Imbas Parkir Liar Massa Reuni 212, Pekerja Telat ke Kantor

CNN Indonesia | Senin, 02/12/2019 09:59 WIB
Imbas Parkir Liar Massa Reuni 212, Pekerja Telat ke Kantor Kemacetan saat massa Reuni 212 membubarkan diri di sekitar Monas, Jakarta Pusat. (CNN Indonesia/Joko Panji Sasongko)
Jakarta, CNN Indonesia -- Kemacetan parah melanda sejumlah ruas jalan di Jakarta Pusat, khususnya di sekitar kawasan Monas yang dijadikan lokasi acara Reuni Akbar 212 pada Senin (2/12) pagi.

Sejumlah pekerja yang menggunakan kendaraan pribadi maupun kendaraan umum menuju kantor di sekitar kawasan Monas pun mengalami keterlambatan.

Bayu misalnya, karyawan swasta yang bekerja di Jalan Medan Merdeka Selatan, telat masuk kerja sekitar 20 menit. Dia menumpang Bus TransJakarta dari Stasiun Juanda. Padahal, dia sengaja berangkat lebih pagi agar terhindar dari keterlambatan.


"Saya sudah lebih pagi berangkat, tapi tetap saja telat," ujar Bayu kepada CNNIndonesia.com, Senin (2/12).


Bayu menuturkan Bus TransJakarta yang ditumpanginya berjalan perlahan karena banyak kendaraan pribadi maupun bus pengangkut massa Reuni Akbar 212 diparkir sembarangan di sepanjang jalan Medan Merdeka Selatan.

Dia melihat tidak banyak petugas yang mengatur parkir kendaraan di jalan itu. Bayu pada dasarnya tidak keberatan dengan gelaran Reuni 212. Akan tetapi, dia berharap acara itu tidak diselenggarakan pada hari kerja.

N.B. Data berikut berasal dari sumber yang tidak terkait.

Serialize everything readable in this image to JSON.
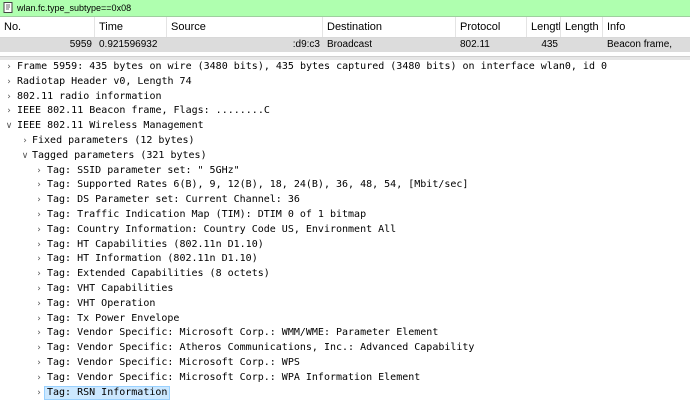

"Kalau acaranya hari kerja, apalagi hari Senin menyusahkan dan bikin repot. Kalau bisa acara kayak gitu pas akhir pekan," ujarnya.

Imbas Parkir Liar Massa Reuni 212, Pekerja Telat ke KantorKendaraan massa aksi Reuni 212 parkir sembarangan di Jakarta Pusat (CNN Indonesia/Joko Panji Sasongko)
Selain hari kerja, Bayu meminta peserta acara Reuni Akbar 212 tidak memarkir kendaraannya di jalan raya di kemudian hari. Dia berkata perilaku itu merugikan pengguna jalan lain.


"Lebih baik naik kendaraan umum saja kalau tidak mau parkir di tempat-tempat yang menyediakan parkir," ujar Bayu.

Senada, Yuni seorang aparatur sipil negara di kantor kementerian yang berada di Jalan Medan Merdeka Barat, kesal karena terkena macet imbas dari Reuni Akbar 212. Dia mempertanyakan alasan acara tersebut diselenggarakan di hari kerja dan pagi hari.

"Seharusnya jangan pagi biar orang yang kerja tidak terlambat," ujarnya.

Rini yang tinggal di kawasan Cempaka Putih itu juga kecewa banyak kendaraan yang diparkir di jalan umum. Dia berkata panitia acara seharusnya menyediakan parkir bagi peserta agar peserta acara tidak parkir sembarangan.

Ke depan, Rini berharap acara seperti Reuni 212 tidak menyebabkan kemacetan bagi para pekerja.